The cache is safe in single-tenant deployments with no additional configuration. In multi-tenant deployments, two requirements must be met to prevent data leakage between tenants:

1. Row-Level Security (RLS) must be active. The cache key includes the per-request WHERE clause injected by FraiseQL’s RLS policy engine. Different users with different RLS predicates receive different cache entries. If RLS is disabled or returns an empty clause, all users share the same key for identical queries and variables — Tenant A’s data appears in Tenant B’s responses.

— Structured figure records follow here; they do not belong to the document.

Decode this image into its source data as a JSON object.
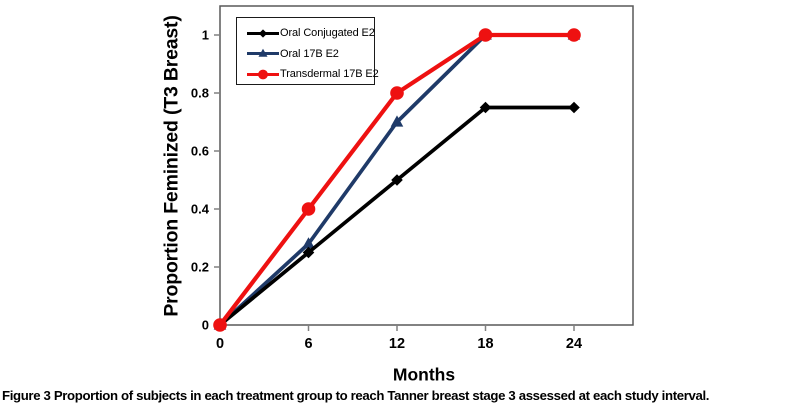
{
  "figure": {
    "caption_label": "Figure 3",
    "caption_text": "Proportion of subjects in each treatment group to reach Tanner breast stage 3 assessed at each study interval."
  },
  "chart_data": {
    "type": "line",
    "title": "",
    "xlabel": "Months",
    "ylabel": "Proportion Feminized (T3 Breast)",
    "x": [
      0,
      6,
      12,
      18,
      24
    ],
    "series": [
      {
        "name": "Oral Conjugated E2",
        "color": "#000000",
        "marker": "diamond",
        "values": [
          0,
          0.25,
          0.5,
          0.75,
          0.75
        ]
      },
      {
        "name": "Oral 17B E2",
        "color": "#1f3a68",
        "marker": "triangle",
        "values": [
          0,
          0.28,
          0.7,
          1.0,
          1.0
        ]
      },
      {
        "name": "Transdermal 17B E2",
        "color": "#ee1111",
        "marker": "circle",
        "values": [
          0,
          0.4,
          0.8,
          1.0,
          1.0
        ]
      }
    ],
    "xlim": [
      0,
      28
    ],
    "ylim": [
      0,
      1.1
    ],
    "x_ticks": [
      0,
      6,
      12,
      18,
      24
    ],
    "y_ticks": [
      0,
      0.2,
      0.4,
      0.6,
      0.8,
      1
    ],
    "grid": false,
    "legend_position": "top-left",
    "frame_color": "#595959",
    "tick_color": "#808080"
  }
}
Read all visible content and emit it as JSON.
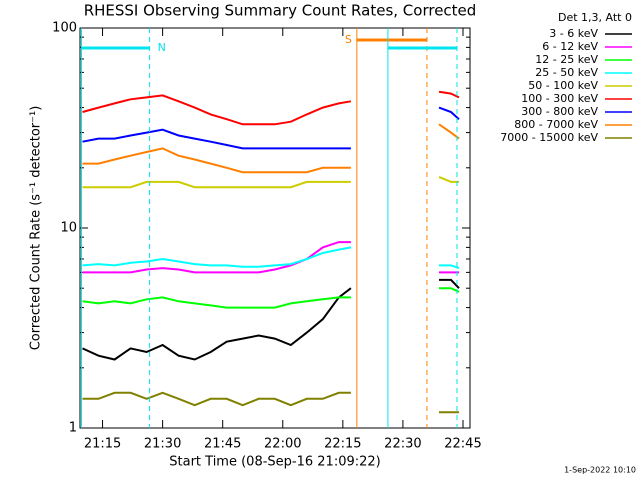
{
  "chart_data": {
    "type": "line",
    "title": "RHESSI Observing Summary Count Rates, Corrected",
    "x_label": "Start Time (08-Sep-16 21:09:22)",
    "y_label": "Corrected Count Rate (s⁻¹ detector⁻¹)",
    "legend_title": "Det 1,3, Att 0",
    "timestamp": "1-Sep-2022 10:10",
    "log_y": true,
    "legend": "outside-right",
    "xlim": [
      9.37,
      106.75
    ],
    "xticks": [
      {
        "value": 15,
        "label": "21:15"
      },
      {
        "value": 30,
        "label": "21:30"
      },
      {
        "value": 45,
        "label": "21:45"
      },
      {
        "value": 60,
        "label": "22:00"
      },
      {
        "value": 75,
        "label": "22:15"
      },
      {
        "value": 90,
        "label": "22:30"
      },
      {
        "value": 105,
        "label": "22:45"
      }
    ],
    "ylim": [
      1,
      100
    ],
    "yticks": [
      1,
      10,
      100
    ],
    "yminor_ticks": [
      2,
      3,
      4,
      5,
      6,
      7,
      8,
      9,
      20,
      30,
      40,
      50,
      60,
      70,
      80,
      90
    ],
    "x": [
      10,
      14,
      18,
      22,
      26,
      30,
      34,
      38,
      42,
      46,
      50,
      54,
      58,
      62,
      66,
      70,
      74,
      77,
      88,
      99,
      102,
      104
    ],
    "series": [
      {
        "name": "3 - 6 keV",
        "color": "#000000",
        "values": [
          2.5,
          2.3,
          2.2,
          2.5,
          2.4,
          2.6,
          2.3,
          2.2,
          2.4,
          2.7,
          2.8,
          2.9,
          2.8,
          2.6,
          3,
          3.5,
          4.5,
          5,
          null,
          5.5,
          5.5,
          5
        ]
      },
      {
        "name": "6 - 12 keV",
        "color": "#ff00ff",
        "values": [
          6,
          6,
          6,
          6,
          6.2,
          6.3,
          6.2,
          6,
          6,
          6,
          6,
          6,
          6.2,
          6.5,
          7,
          8,
          8.5,
          8.5,
          null,
          6,
          6,
          6
        ]
      },
      {
        "name": "12 - 25 keV",
        "color": "#00ff00",
        "values": [
          4.3,
          4.2,
          4.3,
          4.2,
          4.4,
          4.5,
          4.3,
          4.2,
          4.1,
          4,
          4,
          4,
          4,
          4.2,
          4.3,
          4.4,
          4.5,
          4.5,
          null,
          5,
          5,
          4.8
        ]
      },
      {
        "name": "25 - 50 keV",
        "color": "#00ffff",
        "values": [
          6.5,
          6.6,
          6.5,
          6.7,
          6.8,
          7,
          6.8,
          6.6,
          6.5,
          6.5,
          6.4,
          6.4,
          6.5,
          6.6,
          7,
          7.5,
          7.8,
          8,
          null,
          6.5,
          6.5,
          6.3
        ]
      },
      {
        "name": "50 - 100 keV",
        "color": "#cccc00",
        "values": [
          16,
          16,
          16,
          16,
          17,
          17,
          17,
          16,
          16,
          16,
          16,
          16,
          16,
          16,
          17,
          17,
          17,
          17,
          null,
          18,
          17,
          17
        ]
      },
      {
        "name": "100 - 300 keV",
        "color": "#ff0000",
        "values": [
          38,
          40,
          42,
          44,
          45,
          46,
          43,
          40,
          37,
          35,
          33,
          33,
          33,
          34,
          37,
          40,
          42,
          43,
          null,
          48,
          47,
          45
        ]
      },
      {
        "name": "300 - 800 keV",
        "color": "#0000ff",
        "values": [
          27,
          28,
          28,
          29,
          30,
          31,
          29,
          28,
          27,
          26,
          25,
          25,
          25,
          25,
          25,
          25,
          25,
          25,
          null,
          40,
          38,
          35
        ]
      },
      {
        "name": "800 - 7000 keV",
        "color": "#ff8000",
        "values": [
          21,
          21,
          22,
          23,
          24,
          25,
          23,
          22,
          21,
          20,
          19,
          19,
          19,
          19,
          19,
          20,
          20,
          20,
          null,
          33,
          30,
          28
        ]
      },
      {
        "name": "7000 - 15000 keV",
        "color": "#808000",
        "values": [
          1.4,
          1.4,
          1.5,
          1.5,
          1.4,
          1.5,
          1.4,
          1.3,
          1.4,
          1.4,
          1.3,
          1.4,
          1.4,
          1.3,
          1.4,
          1.4,
          1.5,
          1.5,
          null,
          1.2,
          1.2,
          1.2
        ]
      }
    ],
    "periods": [
      {
        "label": "N",
        "color": "#00e5ee",
        "start": 9.75,
        "end": 26.75
      },
      {
        "label": "S",
        "color": "#ff8000",
        "start": 78.5,
        "end": 96
      },
      {
        "color": "#00e5ee",
        "start": 86.25,
        "end": 103.5
      }
    ]
  }
}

2. Schema content hash must be used as the schema version. Use CompiledSchema::content_hash() (not env!("CARGO_PKG_VERSION")) when constructing CachedDatabaseAdapter. This ensures that any schema change automatically invalidates all cached entries, preventing stale-schema hits after deployment.

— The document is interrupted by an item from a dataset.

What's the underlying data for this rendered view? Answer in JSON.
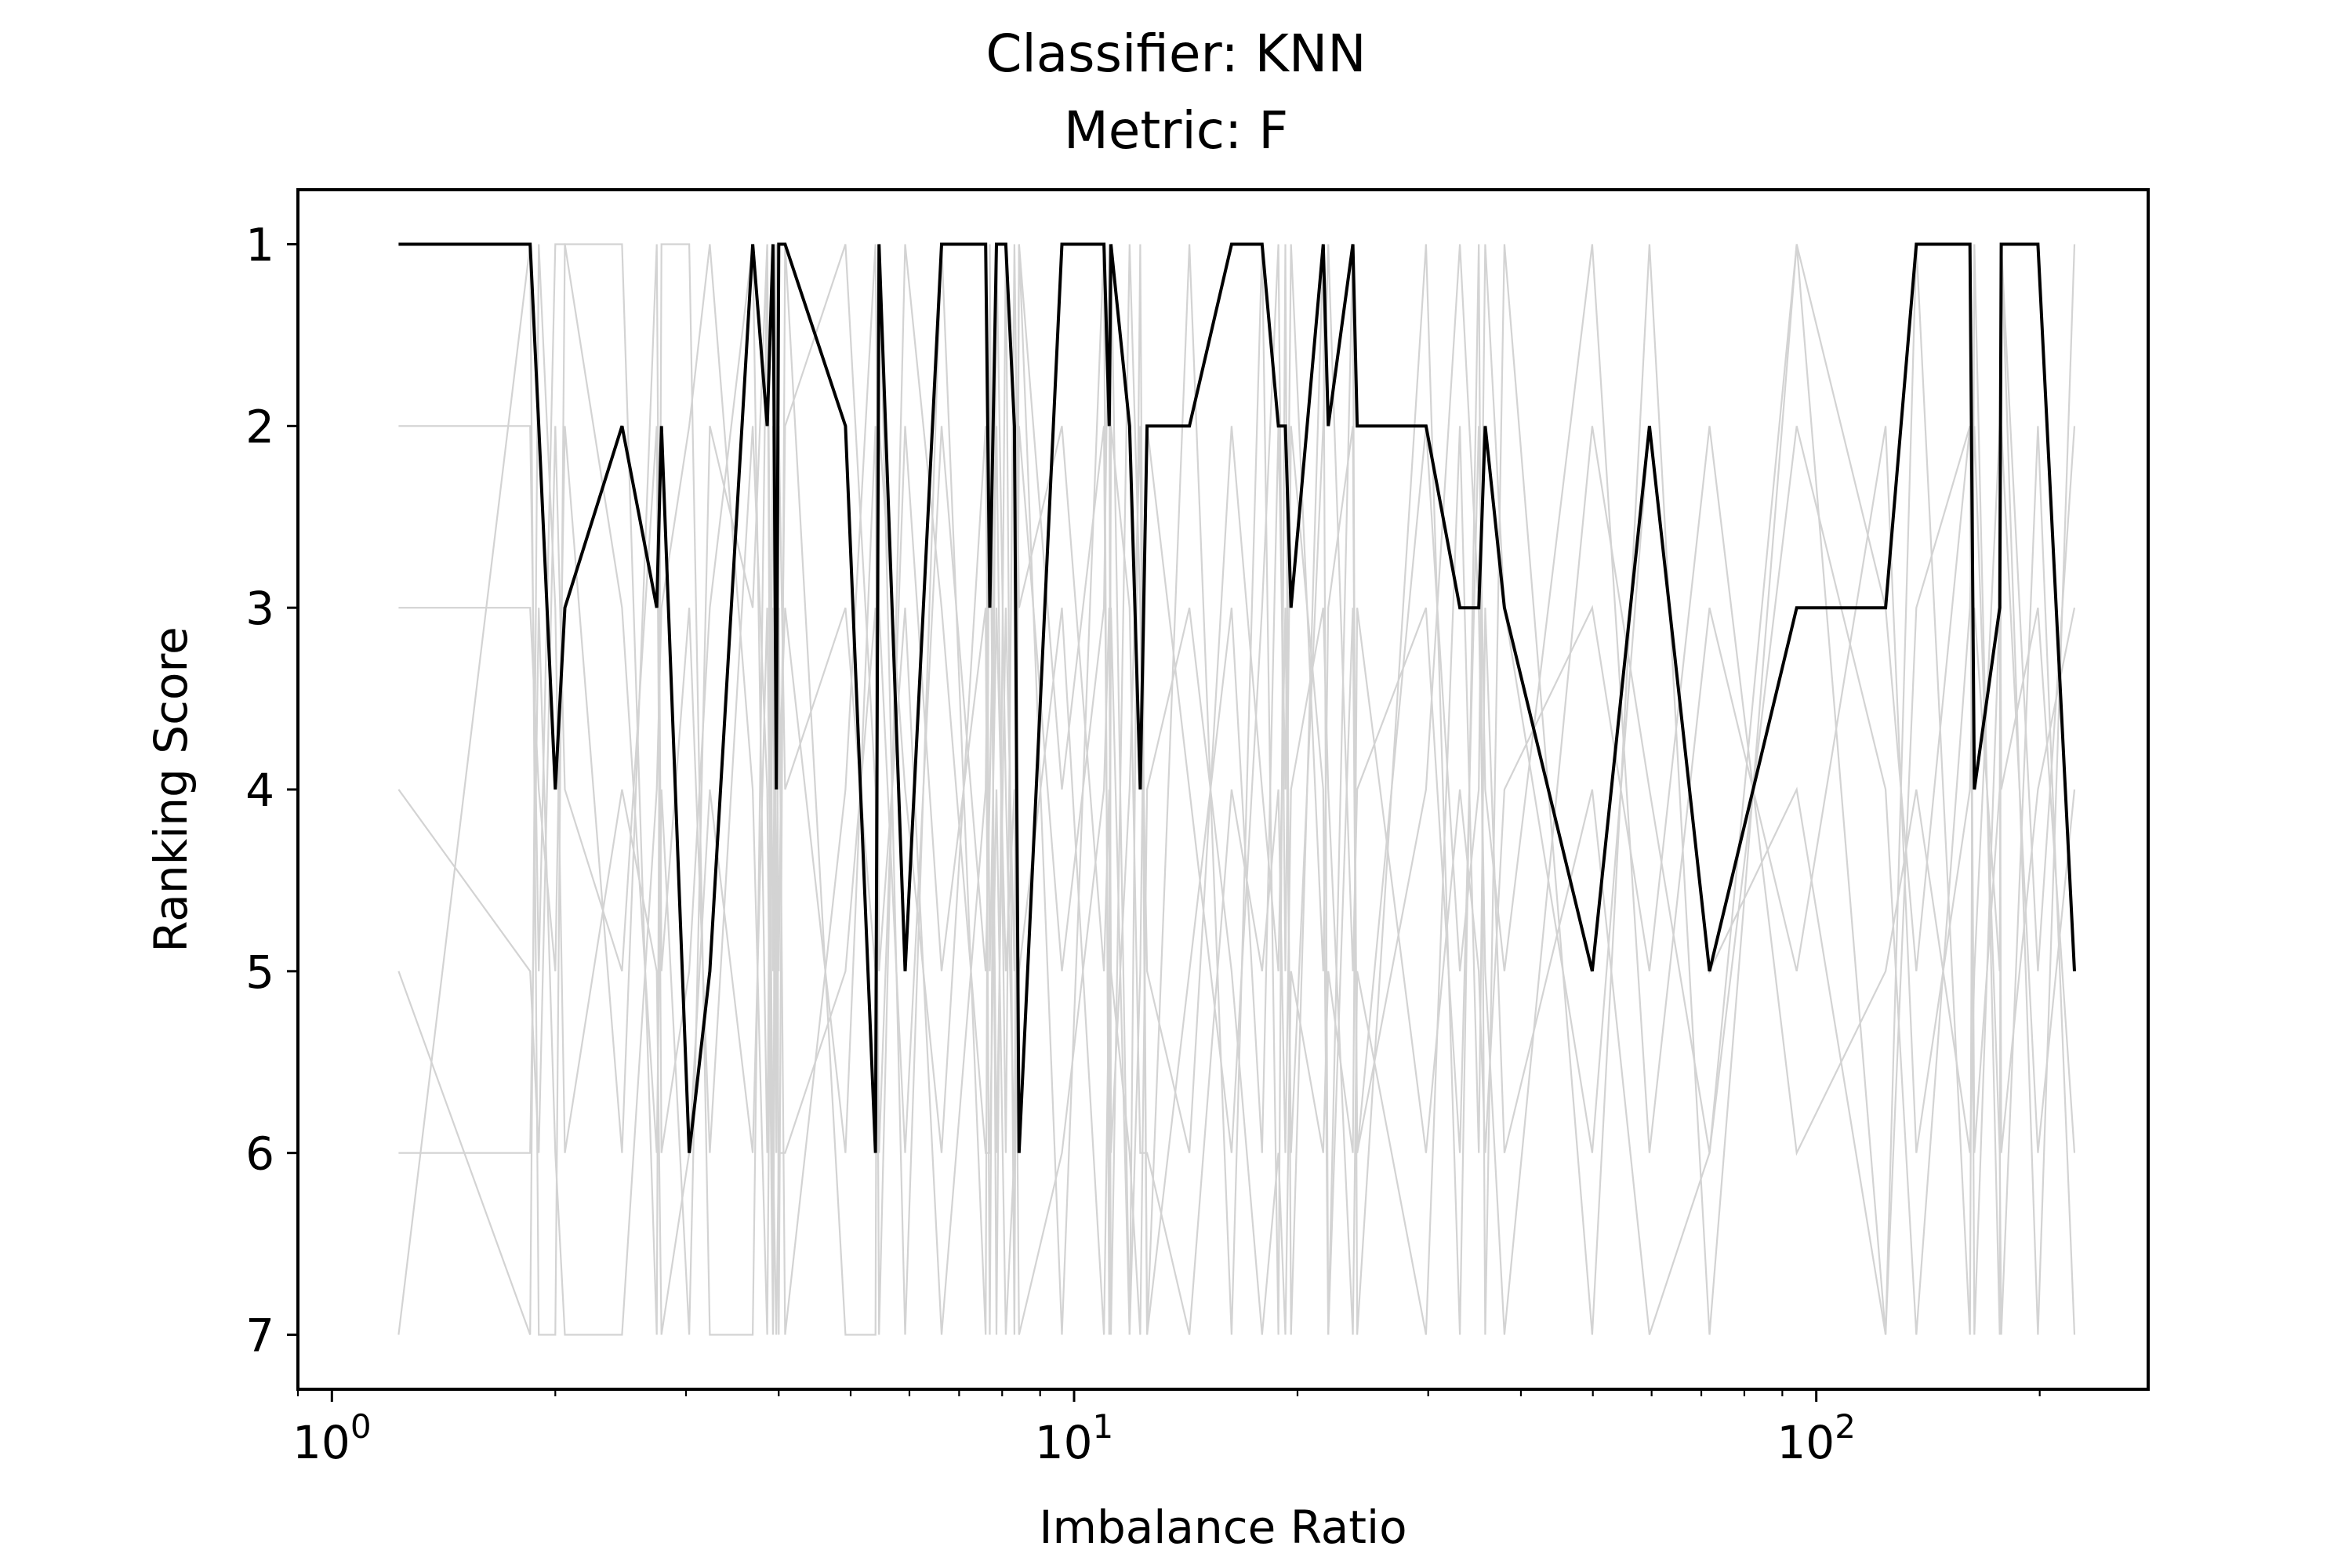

The server emits a startup warn! when caching is enabled but no RLS policies are declared in the compiled schema. This warning is informational in single-tenant deployments and a critical security indicator in multi-tenant ones.

Future Enhancements

• Entity-level tracking: Track by User:123, not just v_user
• Cascade integration: Parse mutation metadata for precise invalidation
• Selective invalidation: Only invalidate affected entity IDs
• Expected hit rate: 90-95% with entity-level tracking

Module Organization

• adapter: CachedDatabaseAdapter wrapper for transparent caching
• config: Cache configuration with memory-safe bounds
• key: Security-critical cache key generation (includes APQ integration)
• result: W-TinyLFU cache storage (moka) with per-entry TTL, reverse indexes, and metrics
• dependency_tracker: Bidirectional view↔cache mapping
• invalidation: Public invalidation API with structured contexts

Re-exports

pub use cascade_invalidator::CascadeInvalidator;

pub use cascade_invalidator::InvalidationStats;

pub use cascade_metadata::CascadeMetadata;

pub use cascade_response_parser::CascadeResponseParser;

pub use entity_key::EntityKey;

pub use fact_table_version::FactTableCacheConfig;

pub use fact_table_version::FactTableVersionProvider;

pub use fact_table_version::FactTableVersionStrategy;

pub use fact_table_version::VERSION_TABLE_SCHEMA;

pub use query_analyzer::QueryAnalyzer;

pub use query_analyzer::QueryCardinality;

pub use query_analyzer::QueryEntityProfile;

pub use uuid_extractor::UUIDExtractor;

Modules

cascade_invalidator

Cascading cache invalidation for transitive view dependencies.

cascade_metadata

Cascade metadata for mapping mutations to entity types.

cascade_response_parser

Parser for GraphQL Cascade responses to extract entity invalidation data.

entity_key

Type-safe entity keys for entity-level cache invalidation.

fact_table_version

Fact table versioning for aggregation query caching.

query_analyzer

Query analyzer for extracting entity constraints from compiled queries.

uuid_extractor

UUID extraction from mutation responses for entity-level cache invalidation.

Structs

CacheConfig

Cache configuration - disabled by default as of v2.0.0-rc.12.

CacheMetrics

Cache metrics for monitoring.

CachedDatabaseAdapter

Cached database adapter wrapper.

CachedResult

Cached query result with metadata.

DependencyTracker

Tracks which cache entries depend on which views/tables.

InvalidationContext

Context for cache invalidation operations.

QueryResultCache

Thread-safe W-TinyLFU cache for query results.

Enums

InvalidationReason

Reason for cache invalidation.

RlsEnforcement

Controls what happens when caching is enabled in a multi-tenant deployment but Row-Level Security does not appear to be active.

Functions

extract_accessed_views

Extract accessed views from query definition.

generate_cache_key

Generate cache key for query result.

generate_projection_query_key

Fast cache key for a projection query — zero heap allocations.

generate_view_query_key

Fast cache key for a view query — zero heap allocations.

view_name_to_entity_type

Derives the GraphQL entity type name from a database view name.